Review of performance by British saxophonist at festival in UK

Soweto Kinch
Soweto Kinch
Soweto Kinch

Soweto Kinch, Britain’s hottest young jazz musician, delivered one of the most entertaining and provocative shows of the London Jazz Festival. His show was hosted in the laid-back, cavernous surroundings of the Albany, a thriving arts center buried deep inside Deptford, in southeast London.

The brilliant alto saxophonist, in his early thirties, was flanked by bassist Karl Rasheed-Abel and drummer Graham Godfrey. Behind the bare stage and chordless trio, a massive projection screen displayed scenes from another age: slaves, cotton, colonialism, oppression, the dusty South. The black-and-white footage, however, was wrenched vitally into the present by Kinch’s musings, raps and compositions. Social justice was the night’s central theme: the “Occupy” protests and a healthy smattering of banker-bashing recurring topics. But the age-old jazz themes of exploitation, injustice and poverty-lapped up by the predominantly white, middle-class audience that had graced for the evening this predominantly poor, ethnically diverse neighborhood-were more than mere rabble-rousing leftie babble, and added further depth to Kinch’s progressive music.

His diverse, often harmonically spartan, material reinforced his message of austerity. His new tunes draw on his original blueprint of post-Ornette hard bop with occasional forays into hip-hop, his vertigo-inducing changes in style and genre lurching from complex polyrhythms to easy swing. Kinch, a Brummie, is quite the showman and proved himself again a talented MC, overflowing with tongue-in-cheek rhymes, ambitious freestyling wit and scathing tirades against consumerism and celebrity culture, at its most pointed in “Trying to Be a Star.” The band’s setlist-occasionally bolstered by samples and a delay unit-was exciting and unpredictable, but offering few compromises for the casual listener. Bass and drums melded seamlessly, with eloquent solos from both players.
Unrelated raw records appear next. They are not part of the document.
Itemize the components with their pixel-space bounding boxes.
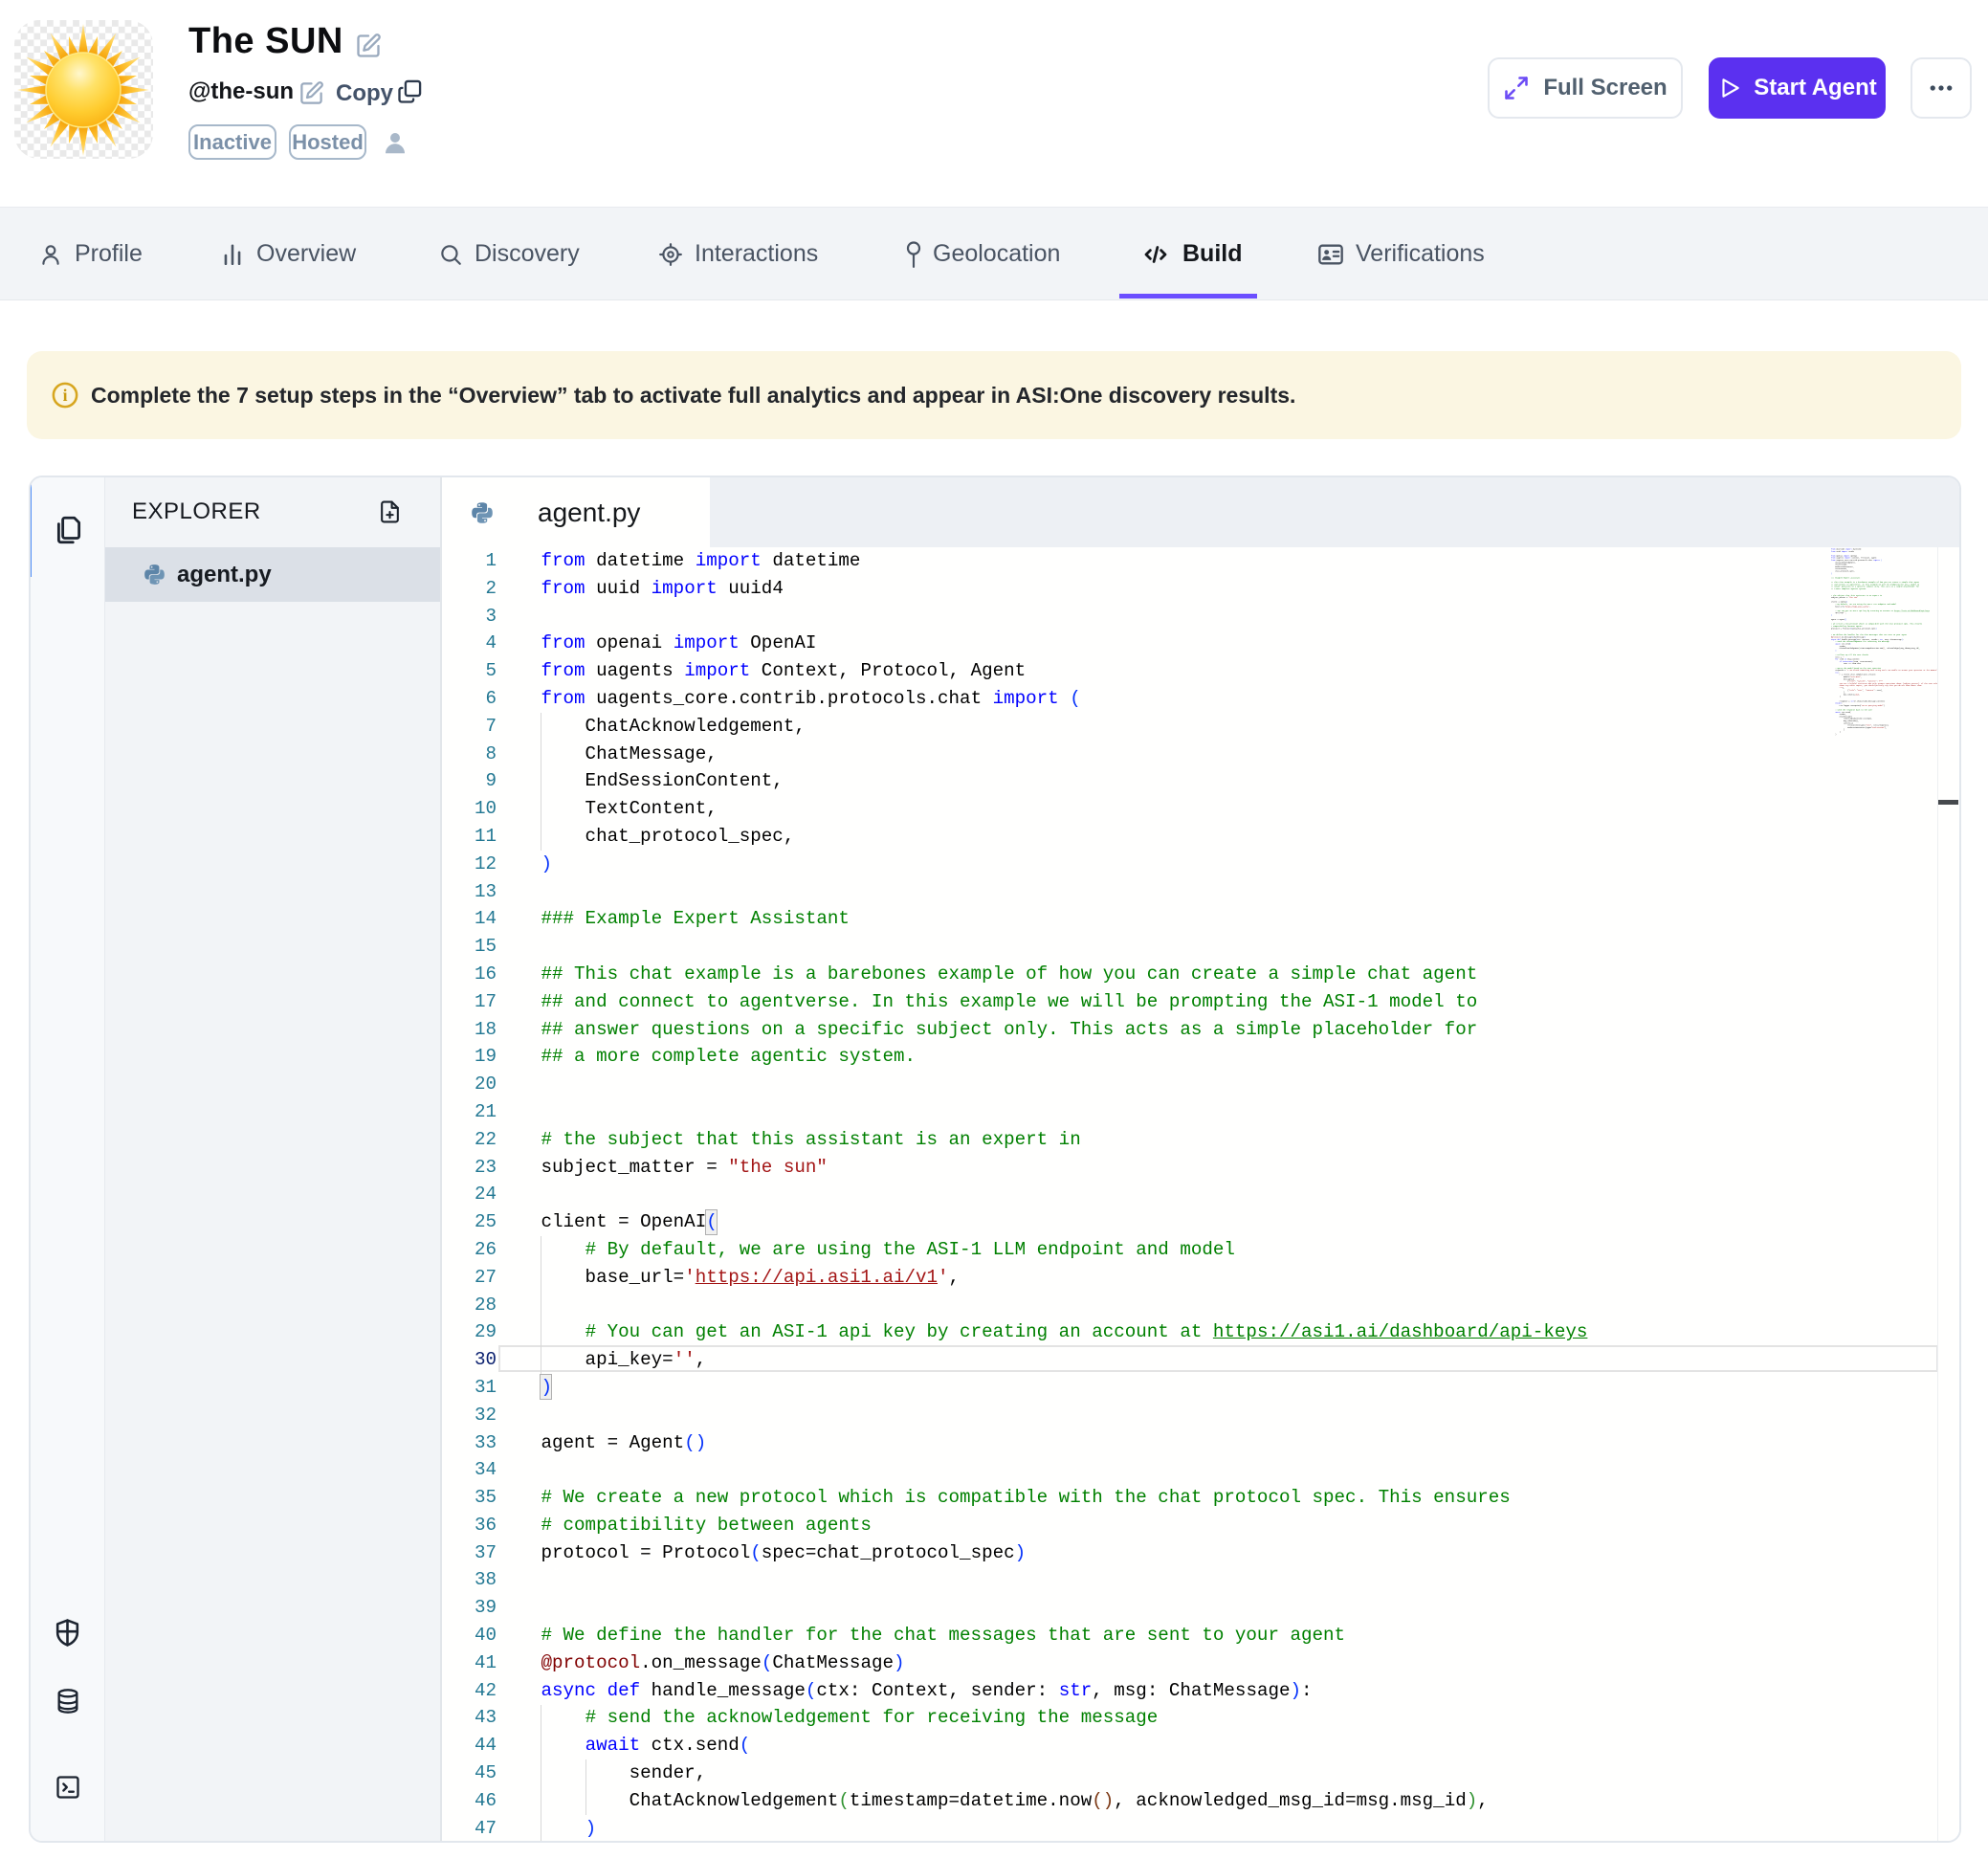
svg-text:i: i [63,386,68,405]
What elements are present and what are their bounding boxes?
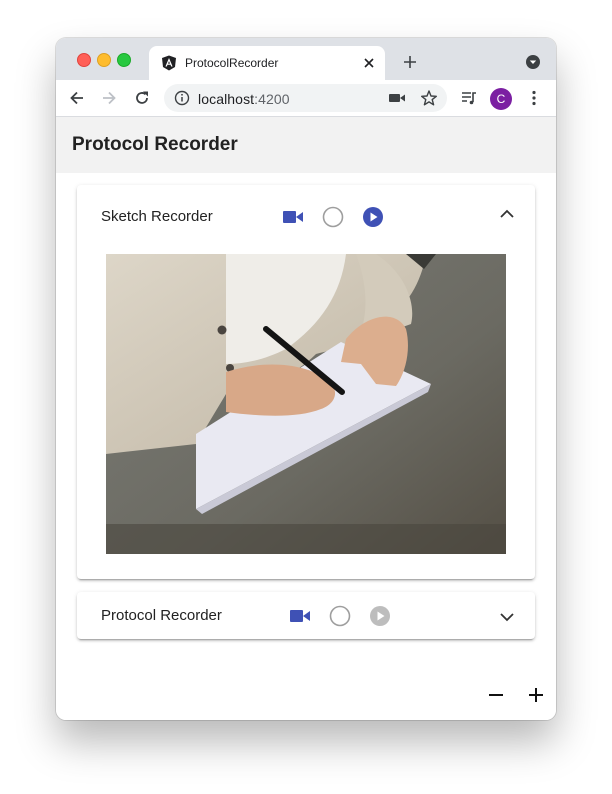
chevron-down-icon[interactable]: [499, 611, 515, 623]
url-host: localhost: [198, 91, 255, 107]
star-icon[interactable]: [420, 89, 438, 107]
record-icon[interactable]: [329, 605, 351, 627]
back-icon[interactable]: [68, 89, 86, 107]
plus-icon[interactable]: [528, 687, 544, 703]
minus-icon[interactable]: [488, 687, 504, 703]
chevron-up-icon[interactable]: [499, 208, 515, 220]
panel-title: Sketch Recorder: [101, 208, 213, 225]
info-icon[interactable]: [174, 90, 190, 106]
window-close-button[interactable]: [77, 53, 91, 67]
video-camera-icon[interactable]: [283, 210, 303, 224]
panel-sketch-recorder: Sketch Recorder: [77, 185, 535, 579]
avatar[interactable]: C: [490, 88, 512, 110]
tab-menu-icon[interactable]: [525, 54, 541, 70]
video-camera-icon[interactable]: [290, 609, 310, 623]
record-icon[interactable]: [322, 206, 344, 228]
browser-toolbar: localhost:4200 C: [56, 80, 556, 117]
kebab-menu-icon[interactable]: [525, 89, 543, 107]
video-preview: [106, 254, 506, 554]
url-text[interactable]: localhost:4200: [198, 91, 290, 107]
angular-icon: [162, 55, 176, 71]
close-icon[interactable]: [361, 55, 377, 71]
app-header: Protocol Recorder: [56, 117, 556, 173]
play-icon[interactable]: [362, 206, 384, 228]
address-bar[interactable]: localhost:4200: [164, 84, 447, 112]
window-zoom-button[interactable]: [117, 53, 131, 67]
forward-icon[interactable]: [100, 89, 118, 107]
play-icon: [370, 606, 390, 626]
tab-title: ProtocolRecorder: [185, 56, 279, 70]
media-control-icon[interactable]: [460, 89, 478, 107]
window-minimize-button[interactable]: [97, 53, 111, 67]
page-content: Protocol Recorder Sketch Recorder Protoc…: [56, 117, 556, 720]
tab-strip: ProtocolRecorder: [56, 38, 556, 80]
panel-title: Protocol Recorder: [101, 607, 222, 624]
url-port: :4200: [254, 91, 290, 107]
camera-icon[interactable]: [388, 90, 406, 106]
page-title: Protocol Recorder: [72, 134, 238, 155]
plus-icon[interactable]: [402, 54, 418, 70]
panel-protocol-recorder[interactable]: Protocol Recorder: [77, 592, 535, 639]
reload-icon[interactable]: [133, 89, 151, 107]
browser-tab[interactable]: ProtocolRecorder: [149, 46, 385, 80]
browser-window: ProtocolRecorder localhost:4200 C Protoc…: [56, 38, 556, 720]
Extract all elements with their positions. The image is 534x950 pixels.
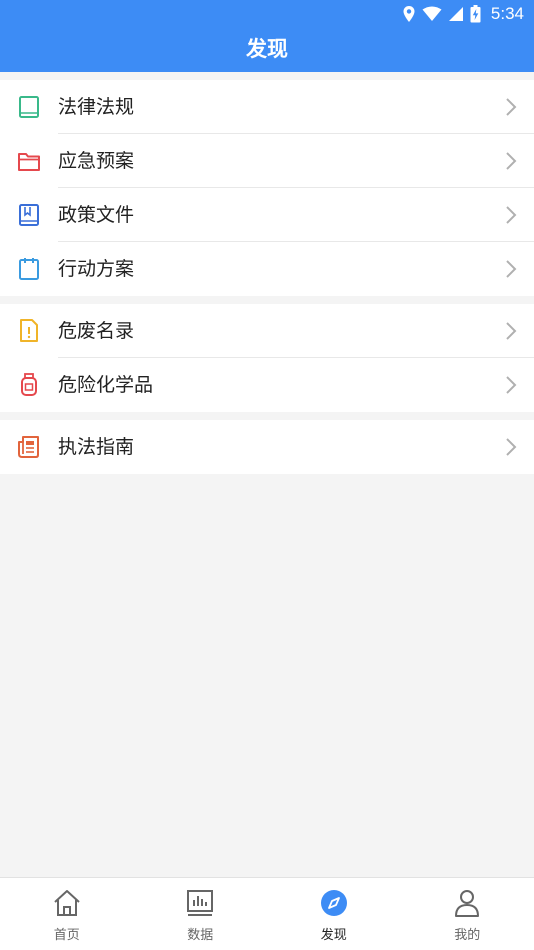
list-item-action-plans[interactable]: 行动方案 <box>0 242 534 296</box>
list-group-enforcement: 执法指南 <box>0 420 534 474</box>
newspaper-icon <box>18 436 39 458</box>
user-icon <box>455 890 480 917</box>
bottom-tab-bar: 首页 数据 发现 我的 <box>0 877 534 950</box>
hazard-file-icon <box>20 319 38 342</box>
tab-data[interactable]: 数据 <box>134 878 268 950</box>
clipboard-icon <box>19 258 39 280</box>
list-item-label: 危险化学品 <box>58 374 154 396</box>
list-item-laws[interactable]: 法律法规 <box>0 80 534 134</box>
bar-chart-icon <box>187 890 214 916</box>
bookmark-document-icon <box>19 204 39 226</box>
compass-icon <box>320 890 347 916</box>
tab-label: 发现 <box>320 928 347 943</box>
list-item-label: 法律法规 <box>58 96 135 118</box>
wifi-icon <box>422 6 442 21</box>
list-item-label: 危废名录 <box>58 320 135 342</box>
chevron-right-icon <box>506 206 517 224</box>
list-group-regulations: 法律法规 应急预案 政策文件 行动方案 <box>0 80 534 296</box>
list-item-label: 行动方案 <box>58 258 135 280</box>
tab-label: 首页 <box>53 928 80 943</box>
list-item-label: 政策文件 <box>58 204 135 226</box>
list-item-enforcement-guide[interactable]: 执法指南 <box>0 420 534 474</box>
signal-icon <box>448 7 463 21</box>
page-title: 发现 <box>246 37 288 61</box>
list-item-policy-documents[interactable]: 政策文件 <box>0 188 534 242</box>
chevron-right-icon <box>506 98 517 116</box>
status-time: 5:34 <box>490 4 524 23</box>
list-item-hazardous-waste-list[interactable]: 危废名录 <box>0 304 534 358</box>
battery-charging-icon <box>470 5 481 23</box>
tab-label: 数据 <box>187 928 214 943</box>
home-icon <box>54 890 80 916</box>
status-icons: 5:34 <box>402 3 524 25</box>
discover-list: 法律法规 应急预案 政策文件 行动方案 危废名录 危险化学品 执法指南 <box>0 80 534 482</box>
book-icon <box>19 96 39 118</box>
tab-label: 我的 <box>454 928 481 943</box>
chevron-right-icon <box>506 376 517 394</box>
status-bar: 5:34 <box>0 0 534 28</box>
chemical-bottle-icon <box>21 373 37 396</box>
list-item-label: 执法指南 <box>58 436 135 458</box>
folder-icon <box>18 153 40 171</box>
chevron-right-icon <box>506 322 517 340</box>
tab-discover[interactable]: 发现 <box>267 878 401 950</box>
tab-mine[interactable]: 我的 <box>401 878 534 950</box>
list-item-emergency-plans[interactable]: 应急预案 <box>0 134 534 188</box>
chevron-right-icon <box>506 260 517 278</box>
tab-home[interactable]: 首页 <box>0 878 134 950</box>
chevron-right-icon <box>506 438 517 456</box>
chevron-right-icon <box>506 152 517 170</box>
list-item-label: 应急预案 <box>58 150 135 172</box>
location-icon <box>403 6 415 22</box>
list-group-hazards: 危废名录 危险化学品 <box>0 304 534 412</box>
app-header: 5:34 发现 <box>0 0 534 72</box>
list-item-hazardous-chemicals[interactable]: 危险化学品 <box>0 358 534 412</box>
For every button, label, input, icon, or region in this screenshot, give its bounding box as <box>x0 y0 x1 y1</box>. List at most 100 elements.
The bulk of the pieces were lifted from Kinch’s latest record The New Emancipation, his third album, four years on from his debut A Life in the Day of B19: Tales of the Tower Block. His tremendously energetic set expanded on his latest work: “An Ancient Worksong,” a compelling fusion of Sun Ra and soulful saxophonist Oliver Nelson; the breathless, exhilarating “A People With No Past”; the slower “Suspended Adolescence,” which Kinch dazzled with some imaginative soloing. One of the highlights of the show was “Freedom.” During its linguistically acrobatic climax, Kinch freestyled using a variety of words shouted out by his increasingly febrile audience. In the wake of this exuberant finale, it’s hard to think of another player in the U.K. scene capable of conjuring up a more convincing, engaging and provocative mix.